Não pretendo reproduzir todo o diálogo nesse texto porque tornaria a leitura enfadonha, vou apenas pontuar algumas passagens para expor algumas ideias sobre intransigência no debate e o uso da força por meio da palavra.
Tucídides nos conta que tão logo os mélios tiveram a palavra nessa conversa com os emissários atenienses disseram:

“Vemos, com efeito, que viestes para serdes vós mesmos os juízes do que devemos dizer, e o resultado do debate é evidente: se vencermos na discussão por ser justa a nossa causa, e então nos recusarmos a ceder, será a guerra para nós; se nos deixarmos convencer, será a servidão” (TUCÍDIDES, História da Guerra do Peloponeso V, 86).

O trecho acima reflete a falta de possibilidades em aberto no debate minando a escolha real e substituindo-a por opções impostas pelo interlocutor. Os mélios queriam ficar em paz sem guerrear, os atenienses não vislumbravam essa opção. E impuseram aos mélios a guerra ou a escravidão. É muito comum no debate público com pessoas engajadas com proposições de caráter partidário impor ciladas retóricas para fazer violência com seu interlocutor, uma pratica sofística muito comum, por sinal. Atualizando a constatação dos mélios, para o cenário do debate público atual poderíamos identificar a guerra com o assassinato sumário da reputação do interlocutor, e a servidão com a anulação total de sua consciência de liberdade para escolher quais ideias defende, ou mesmo não se posicionar em relação à guerra discursiva.
Outra coisa muito comum no debate violento é a resposta dos atenienses a essa constatação dos mélios que reproduzo abaixo:

“Ora, se fordes levantar suspeitas, por conjecturas, a propósito do que poderá acontecer no futuro, ou se tendes outro propósito além de deliberar sobre a salvação de vossa cidade à luz dos fatos evidentes diante de vossos olhos, pararemos; se , ao contrário, este último é o vosso objetivo, falaremos” (TUCÍDIDES, História da Guerra do Peloponeso V, 87).
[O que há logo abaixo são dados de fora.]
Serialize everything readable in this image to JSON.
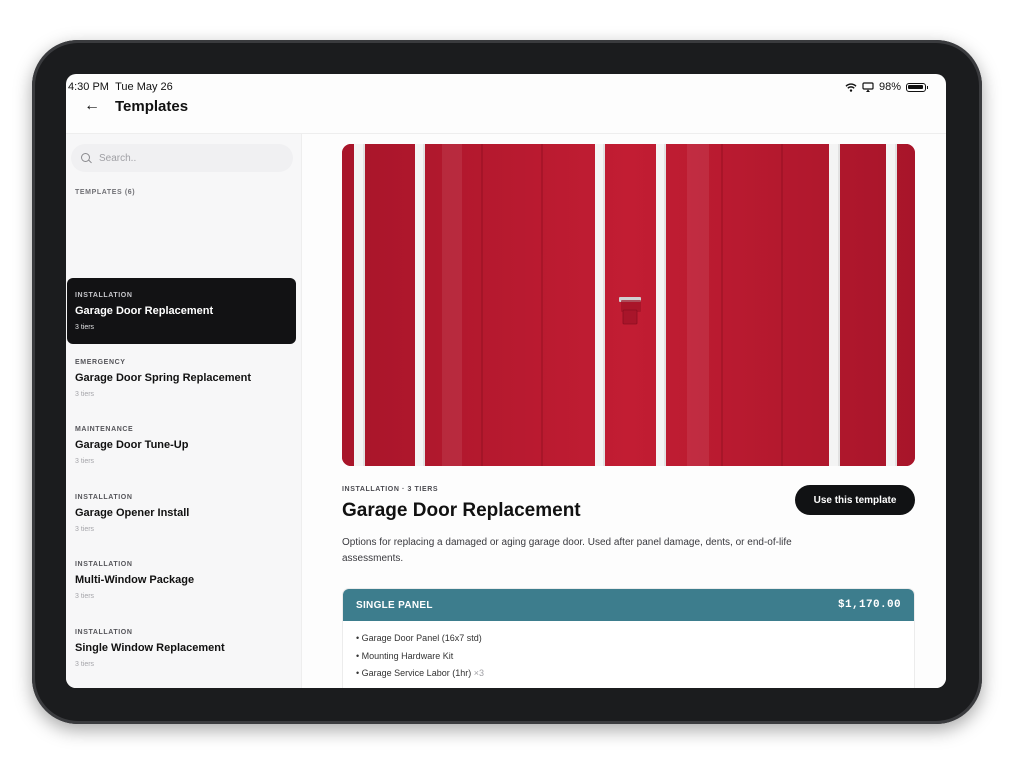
{
  "status_bar": {
    "time": "4:30 PM",
    "date": "Tue May 26",
    "battery": "98%",
    "battery_level": 0.98,
    "icons": [
      "wifi-icon",
      "airplay-icon",
      "battery-icon"
    ]
  },
  "header": {
    "back_icon": "←",
    "title": "Templates"
  },
  "sidebar": {
    "search_placeholder": "Search..",
    "section_label": "TEMPLATES (6)",
    "items": [
      {
        "category": "INSTALLATION",
        "title": "Garage Door Replacement",
        "tiers": "3 tiers",
        "active": true
      },
      {
        "category": "EMERGENCY",
        "title": "Garage Door Spring Replacement",
        "tiers": "3 tiers",
        "active": false
      },
      {
        "category": "MAINTENANCE",
        "title": "Garage Door Tune-Up",
        "tiers": "3 tiers",
        "active": false
      },
      {
        "category": "INSTALLATION",
        "title": "Garage Opener Install",
        "tiers": "3 tiers",
        "active": false
      },
      {
        "category": "INSTALLATION",
        "title": "Multi-Window Package",
        "tiers": "3 tiers",
        "active": false
      },
      {
        "category": "INSTALLATION",
        "title": "Single Window Replacement",
        "tiers": "3 tiers",
        "active": false
      }
    ]
  },
  "detail": {
    "eyebrow": "INSTALLATION · 3 TIERS",
    "title": "Garage Door Replacement",
    "use_button": "Use this template",
    "description": "Options for replacing a damaged or aging garage door. Used after panel damage, dents, or end-of-life assessments.",
    "tier": {
      "name": "SINGLE PANEL",
      "price": "$1,170.00",
      "items": [
        {
          "label": "Garage Door Panel (16x7 std)",
          "qty": ""
        },
        {
          "label": "Mounting Hardware Kit",
          "qty": ""
        },
        {
          "label": "Garage Service Labor (1hr)",
          "qty": "×3"
        }
      ]
    }
  },
  "colors": {
    "accent": "#3d7d8d",
    "active_item": "#121214",
    "door_red": "#b91a2e",
    "button": "#111214"
  }
}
Na conjuntura agonística do debate público quem recorre aos artifícios violentos tende a agredir qualquer receio, dúvida ou insegurança do interlocutor frente ao que lhe é proposto. Normalmente ridiculariza e debocha do posicionamento hesitante do interlocutor, por aqui, temos o famoso “isentão”. O moderado certamente será tido como “isentão”, primeiro, porque não é dado aos arrombos de paixão, e tampouco a cegueira que a militância pode oferecer a quem por ela se deixa possuir.

Nesse caso a intransigência se manifesta como incapacidade de escuta, limitando o campo argumentativo do interlocutor que só pode jogar com as peças que o seu adversário fornece. No Eutidemo de Platão, isso é muito claro quando os sofistas perguntam aos interlocutores, mas estes só podem responder segundo as regras que os dois sofistas estabeleceram. Desse modo, o diálogo ganha contornos de um jogo em que duas pessoas estão disputando para vencer, mas apenas uma tem chances reais de vitória.
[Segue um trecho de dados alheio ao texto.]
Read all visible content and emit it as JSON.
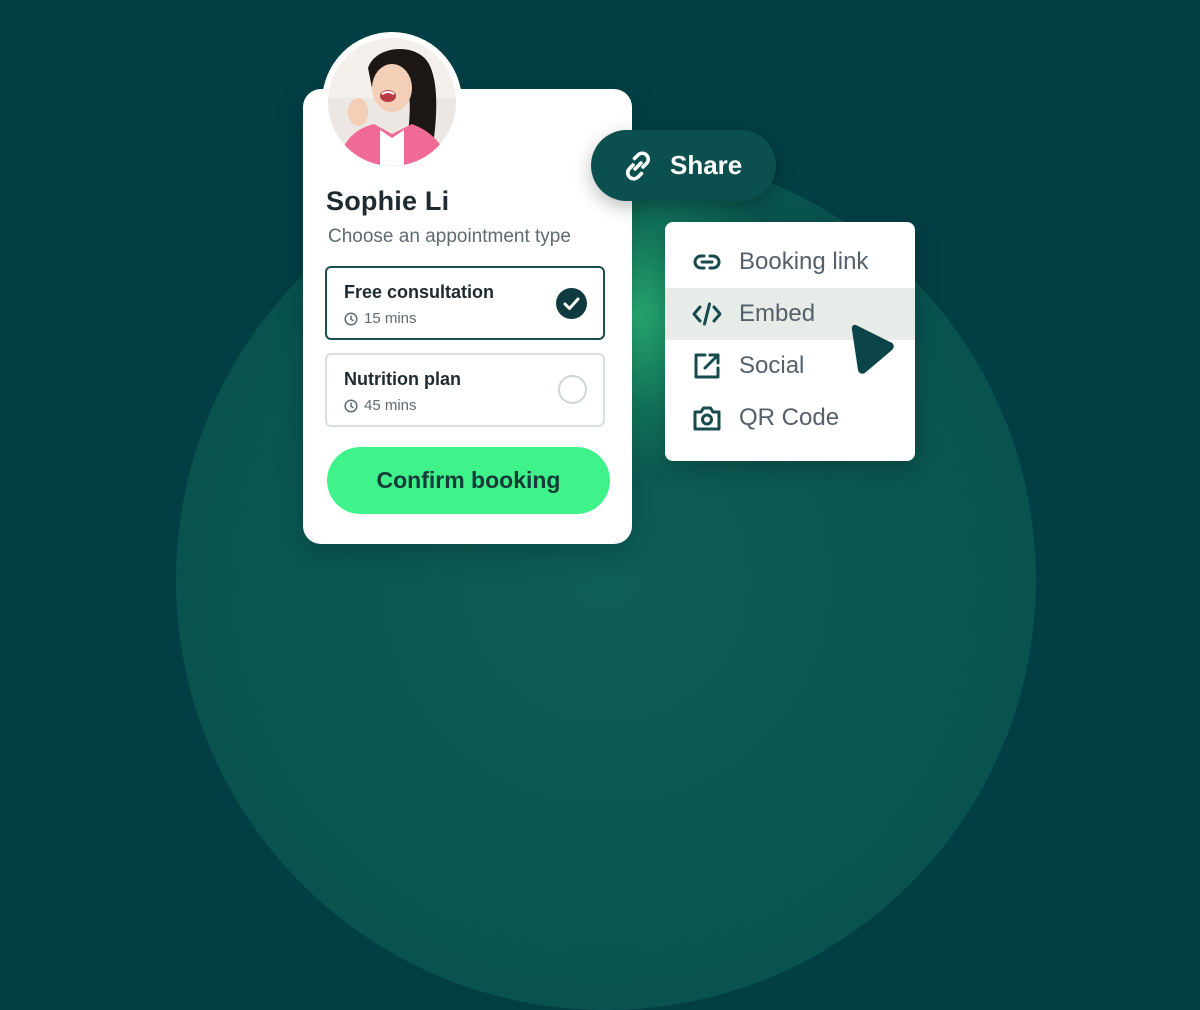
{
  "profile": {
    "name": "Sophie Li",
    "subtitle": "Choose an appointment type"
  },
  "appointments": [
    {
      "title": "Free consultation",
      "duration": "15 mins",
      "selected": true
    },
    {
      "title": "Nutrition plan",
      "duration": "45 mins",
      "selected": false
    }
  ],
  "confirm_label": "Confirm booking",
  "share": {
    "label": "Share",
    "menu": [
      {
        "label": "Booking link",
        "icon": "link-icon"
      },
      {
        "label": "Embed",
        "icon": "code-icon",
        "hovered": true
      },
      {
        "label": "Social",
        "icon": "external-link-icon"
      },
      {
        "label": "QR Code",
        "icon": "camera-icon"
      }
    ]
  },
  "colors": {
    "background": "#013f45",
    "accent": "#3ff38a",
    "dark_teal": "#0f3b40"
  }
}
O intransigente se recusa a aceitar as motivações de seu interlocutor, seu objetivo é debater sem razão, fazer barulho ou uma cortina de fumaça para desviar o objeto debatido.
Transforma o debate em um campo de batalha, chama a si mesmo de “virtuoso” e o outro de “inimigo a ser vencido”, vê-se numa arena onde as palavras são armas com as quais o seu adversário deve ser batido.
O intransigente tem alma de tirano. É autoritário, não aceita objeções e recusa a refutação com base em argumentos sólidos.
Por isso, se o interlocutor rejeita seu argumento ele é agredido, e se o acolhe se torna subserviente. Não há caminho para liberdade de consciência nesse gênero de embate argumentativo. Há, apenas, ataque frontal a dignidade da pessoa na forma de um grotesco ad hominem (sofisma em que o usuário ataca o interlocutor e não suas ideias) ou retirando a emancipação do mesmo. Em ambos os casos, eu retiro a humanidade do interlocutor e o reduzo a coisa ou nada.
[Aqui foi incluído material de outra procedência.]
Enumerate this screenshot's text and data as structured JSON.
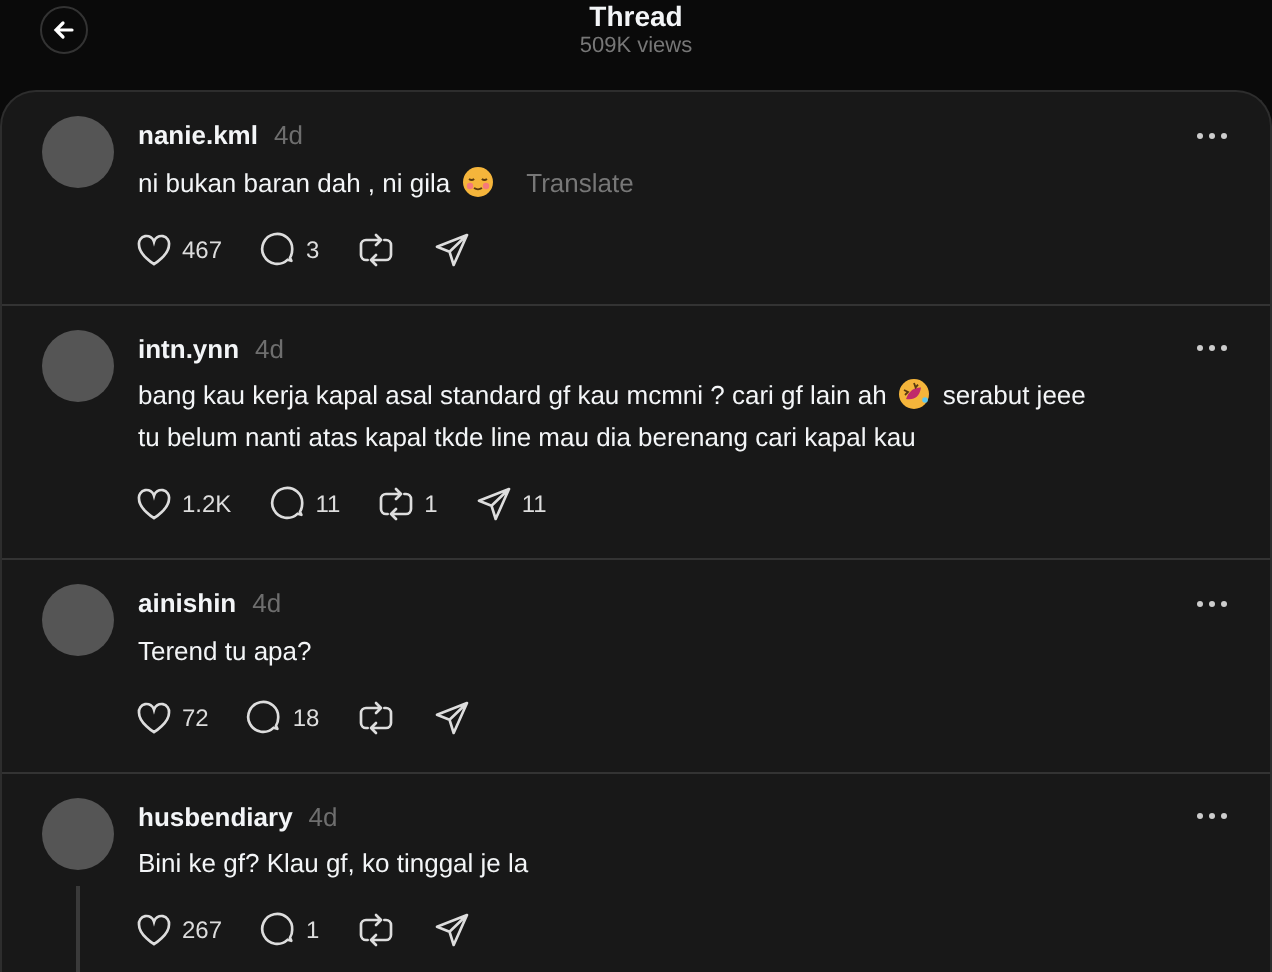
{
  "header": {
    "title": "Thread",
    "subtitle": "509K views"
  },
  "comments": [
    {
      "username": "nanie.kml",
      "time": "4d",
      "lines": [
        [
          {
            "kind": "text",
            "text": "ni bukan baran dah , ni gila"
          },
          {
            "kind": "relieved"
          }
        ]
      ],
      "translate": "Translate",
      "likes": "467",
      "replies": "3",
      "reply_line": false
    },
    {
      "username": "intn.ynn",
      "time": "4d",
      "lines": [
        [
          {
            "kind": "text",
            "text": "bang kau kerja kapal asal standard gf kau mcmni ? cari gf lain ah"
          },
          {
            "kind": "laughing"
          },
          {
            "kind": "text",
            "text": "serabut jeee"
          }
        ],
        [
          {
            "kind": "text",
            "text": "tu belum nanti atas kapal tkde line mau dia berenang cari kapal kau"
          }
        ]
      ],
      "likes": "1.2K",
      "replies": "11",
      "reposts": "1",
      "shares": "11",
      "reply_line": false
    },
    {
      "username": "ainishin",
      "time": "4d",
      "lines": [
        [
          {
            "kind": "text",
            "text": "Terend tu apa?"
          }
        ]
      ],
      "likes": "72",
      "replies": "18",
      "reply_line": false
    },
    {
      "username": "husbendiary",
      "time": "4d",
      "lines": [
        [
          {
            "kind": "text",
            "text": "Bini ke gf? Klau gf, ko tinggal je la"
          }
        ]
      ],
      "likes": "267",
      "replies": "1",
      "reply_line": true
    }
  ]
}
Esse tipo de conduta precisa ser combatido no debate público, precisamos aprender a debater ideias, recorrendo ao ferramental lógico em primeiro lugar e os instrumentos da boa retórica como dizia Platão no Fedro.  Do contrário, estaremos sujeitos a sujeição num debate em que a violência se torna o único argumento válido para sustentar o meu ponto de vista.

Brener Alexandre 25/09/2018

quinta-feira, 20 de setembro de 2018

Hooligans: do esporte a política


Anos atrás repetíamos o adágio: “brasileiro devia discutir política como discute futebol”. Se soubéssemos o tamanho da bobagem contida nesta sentença, já haveríamos de nos arrepender de tratar um assunto tão sério com leviandade.
Não só não deveríamos discutir política como se discute futebol, como não deveríamos sequer discutir o futebol como se discute futebol.

A paixão, a afetividade desempenha um papel fundamental no estádio de futebol, inflama o torcedor que canta, vibra positivamente ou não reagindo aos atores em cena. Dentro do estádio, na roda de amigos durante o jogo, ou mesmo num bar. Antes do jogo, ou depois dele o que deve imperar é a razão. Esse precioso elemento que por vezes esquecemos ou simplesmente ignoramos quando falamos de futebol. O torcedor não pode ser só afetividade, não pode ser só coração, precisa da racionalidade para ler os fatos e ser justo com o seu time, o adversário e a arbitragem.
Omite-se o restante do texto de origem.